AI is also used for generating scenarios for education and training in the military, business and other domains, said Mark Riedl, assistant professor at Georgia School of Technology's College of Interactive Computing.
He explained that in military training, the trainees outnumber external support staff so there is little provision for individualization, hence, limiting training experiences. Similarly, institutions that provide training for autistic children and young adults have limited teaching resources to provide individualized care, which can help their students with quality of life issues.
Riedl said: "Artificial intelligence solves these problems because the problem domains explicitly require scalability that cannot be easily addressed through human efforts."
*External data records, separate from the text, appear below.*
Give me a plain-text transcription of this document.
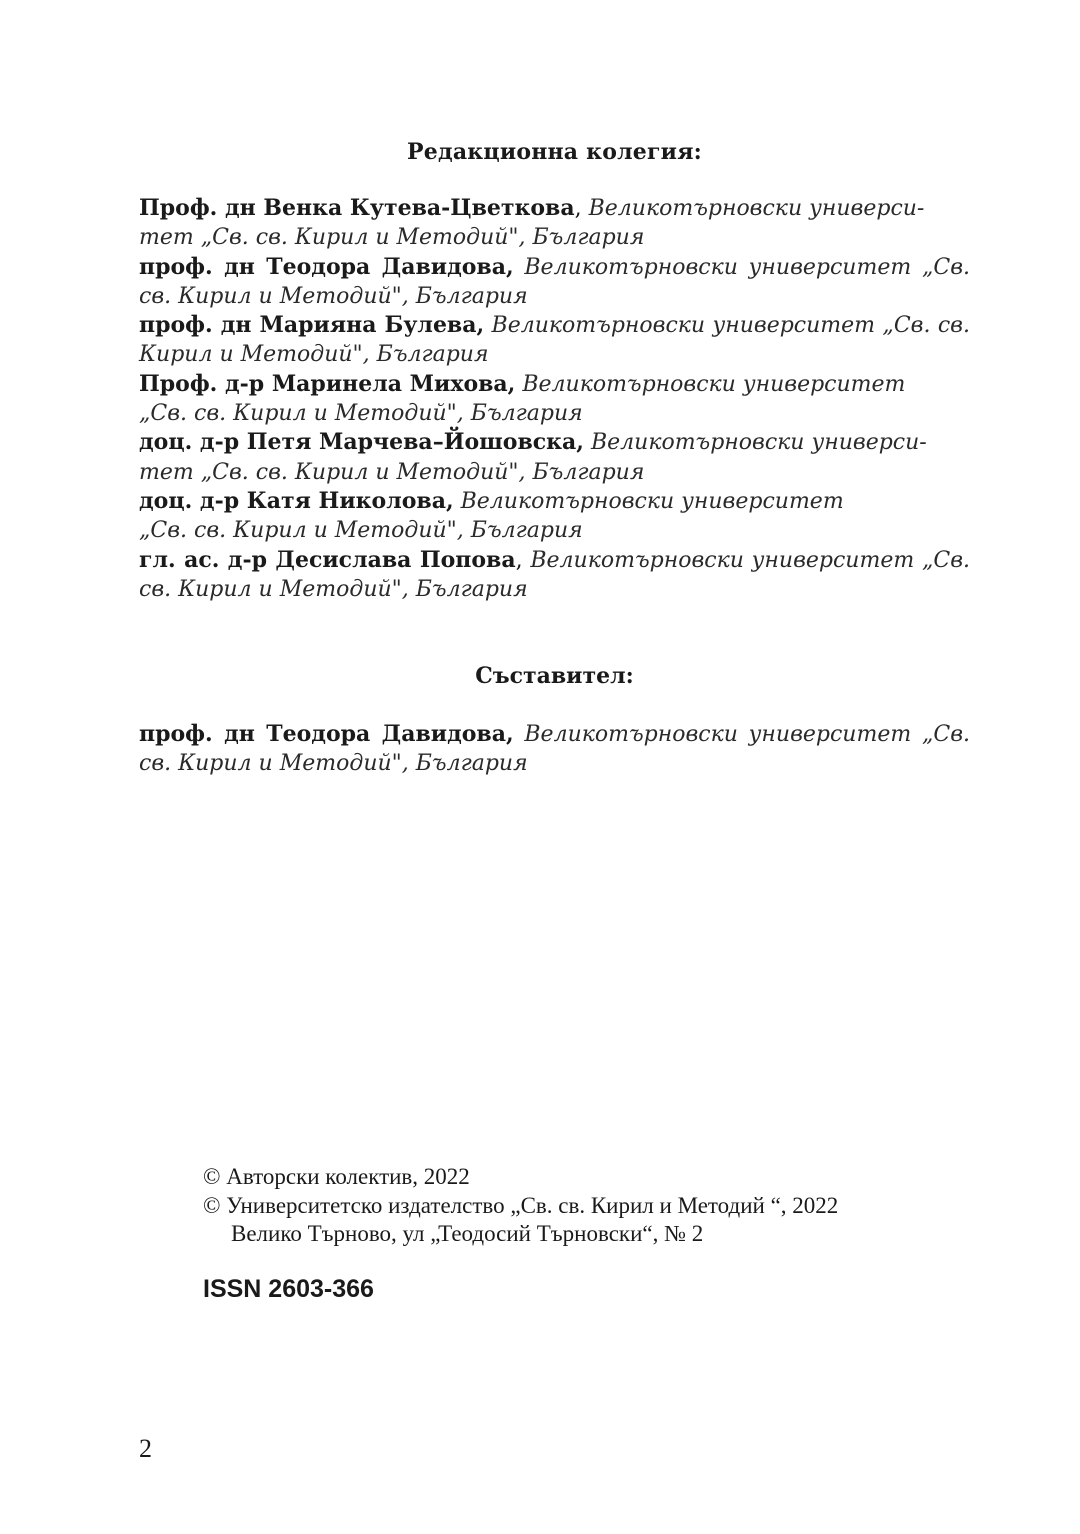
Редакционна колегия:

Проф. дн Венка Кутева-Цветкова, Великотърновски универси-
тет „Св. св. Кирил и Методий", България

проф. дн Теодора Давидова, Великотърновски университет „Св. св. Кирил и Методий", България

проф. дн Марияна Булева, Великотърновски университет „Св. св. Кирил и Методий", България

Проф. д-р Маринела Михова, Великотърновски университет
„Св. св. Кирил и Методий", България

доц. д-р Петя Марчева–Йошовска, Великотърновски универси-
тет „Св. св. Кирил и Методий", България

доц. д-р Катя Николова, Великотърновски университет
„Св. св. Кирил и Методий", България

гл. ас. д-р Десислава Попова, Великотърновски университет „Св. св. Кирил и Методий", България

Съставител:

проф. дн Теодора Давидова, Великотърновски университет „Св. св. Кирил и Методий", България

© Авторски колектив, 2022
© Университетско издателство „Св. св. Кирил и Методий “, 2022
Велико Търново, ул „Теодосий Търновски“, № 2
ISSN 2603-366
2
AI still new, face security issues
Banchs noted that although artificial intelligence has evolved and matured over the last 30 years, and has been able to provide real solutions to specific problems in many areas, it is still a field in development.
Elaborating, the I2R executive said most solutions provided by AI algorithms and methods are either partial or prone to errors, and critical systems and procedures must still involve human intelligence "at some point in the loop".
"Human's role in these cases are to monitor the operation of the system, as well as get involved in decision-making processes when the system confidence is below certain predefined threshold," he explained.
Christensen warned that security also is an issue, and added that there is a need to consider business ethics and user privacy with the use of AI in verticals.
To ensure that data which involves people will not be compromised, privacy and ethics in terms of how data is acquired and used must be considered by these verticals, Christensen advised.
With regard to using AI for training, Riedl noted that incorrect training scenarios may also waste a learner's time and result in "negative learning" where one learns the wrong things. This problem cannot be easily resolved as the creation of scenarios is a creative task and it may not be mathematically possible to place perimeters to ensure an AI system cannot generate unacceptable solutions, he said.
However, Riedl maintained that for military training, verifiability is more easily done due to the rigorous tactics, techniques and procedures adopted by the military. As for social scenarios, the reliance is on humans to provide examples or directly verify solutions, he added.